The milieu intérieur, a sepulchral Scots voice intones, as described by Claude Bernard – it is, I would say, best understood as a landscape of its own – a habitable terrain, why not? Possessing hills, rivers, lochs – fields and meadows too . . . However, if you take a closer look, you’ll see that the significant features are, aye, well, broad fairways, sand traps and beautiful – mark me, bea-u-tiful – greens. A second voice – weedy, querulous – intervenes: You make it sound like a golf course.
SEPULCHRAL
: Well, indeed – that is its problem in a nutshell. I mean, in so far as the milieu intérieur is a place that can be mapped out within the catatonic’s mind, it’s also most assuredly incapable of sustaining life. It cannot feed its creator – while those others who play round it are ghosts . . . shades –.
WEEDY
: Ghostly fours –.
SEPULCHRAL
: Fours, pairs – she, the catatonic you see before you, she waves them through – that’s precisely what she’s doing right now, waving them through. She cannot play with them because they don’t, rightly speaking, exist, and so she gives them precedence –.
WEEDY
: And what about the treatment, how does that alter things?
SEPULCHRAL
: What we do here? Why, blow it all to smithereens of course – I mean, ideally it would, but perhaps only plough it over for a season or so.
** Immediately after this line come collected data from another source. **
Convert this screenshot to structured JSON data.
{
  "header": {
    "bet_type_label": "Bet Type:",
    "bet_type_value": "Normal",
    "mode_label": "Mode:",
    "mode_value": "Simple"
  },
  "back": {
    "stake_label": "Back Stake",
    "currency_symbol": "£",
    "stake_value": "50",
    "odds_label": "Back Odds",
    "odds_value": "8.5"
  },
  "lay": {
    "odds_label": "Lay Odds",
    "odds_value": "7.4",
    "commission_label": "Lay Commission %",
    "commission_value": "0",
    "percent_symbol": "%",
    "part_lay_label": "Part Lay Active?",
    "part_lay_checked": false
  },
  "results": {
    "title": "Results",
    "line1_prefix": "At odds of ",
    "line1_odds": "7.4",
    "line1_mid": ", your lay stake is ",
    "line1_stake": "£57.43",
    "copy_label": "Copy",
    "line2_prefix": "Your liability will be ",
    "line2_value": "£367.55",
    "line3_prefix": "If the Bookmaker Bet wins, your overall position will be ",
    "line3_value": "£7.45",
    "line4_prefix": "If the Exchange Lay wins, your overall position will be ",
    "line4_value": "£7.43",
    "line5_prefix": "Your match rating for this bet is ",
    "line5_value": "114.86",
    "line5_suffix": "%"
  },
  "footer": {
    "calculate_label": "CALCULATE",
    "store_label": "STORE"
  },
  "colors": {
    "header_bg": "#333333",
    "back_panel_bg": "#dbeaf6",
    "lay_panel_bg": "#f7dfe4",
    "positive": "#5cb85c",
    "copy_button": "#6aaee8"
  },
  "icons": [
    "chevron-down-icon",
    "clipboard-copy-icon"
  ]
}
The important thing is the dramatics of the procedure – we cannot, at present, know the precise effects on the brain, but the induced coma state, the intensity of the shock itself, and then: hey presto! the reawakening with a jab of glucose. I suppose a fancy way of putting it would be to say that she’ll reach a new psycho-physical accommodation, but I’m a plain-speaking Renfrewshire man, no truck with scientific jargon of any sort – nor am I in thrall to the kirk, still, I’ve seen absolutely astonishing resurrections . . . Nurse Greengage, would you be so good as to shut the door and bolt it?
GREENGAGE
: Certainly, Doctor Cummins.
WEEDY
: What’re they for?
CUMMINS
: The restraints? Surely they took you through the whole drill at Claybury, young man, absolutely standard procedure.
WEEDY
: Oh, I don’t know – can you be certain that –? I mean, I’ve read through her notes quite thoroughly, it doesn’t appear on the face of it that this is schizophrenic catatonia per se – .
CUMMINS
(
laughing, a
dreadful grating sound
): Per se! Oh, do give it a rest, Marcus – it doesn’t matter a fig what’s caused the catatonia, could be syphilis or bloody socialism for that matter . . . (
he hums
) . . . The more we are to-gether the merrier we shall be –! Oh, come on, man, I’m only joshing you, you take everything too damn seriously – it’s not as if I’m advocating the good old English fist, do I look like a New Party man? Y’know, what we damn well do need is some sort of an atom-smasher like they have in Cambridge, smash all the madness to pieces, eh? As things stand we throw the switch on this apparatus here and we short-circuit half the hospital – you must’ve noticed?
MARCUS
: Yes . . . I have, and it’s an eerie sight – if the fuses don’t blow, the bulbs all along the lower corridor go dim, one after another, travelling down that enormous length . . . like a sort of pulse, I s’pose you’d say.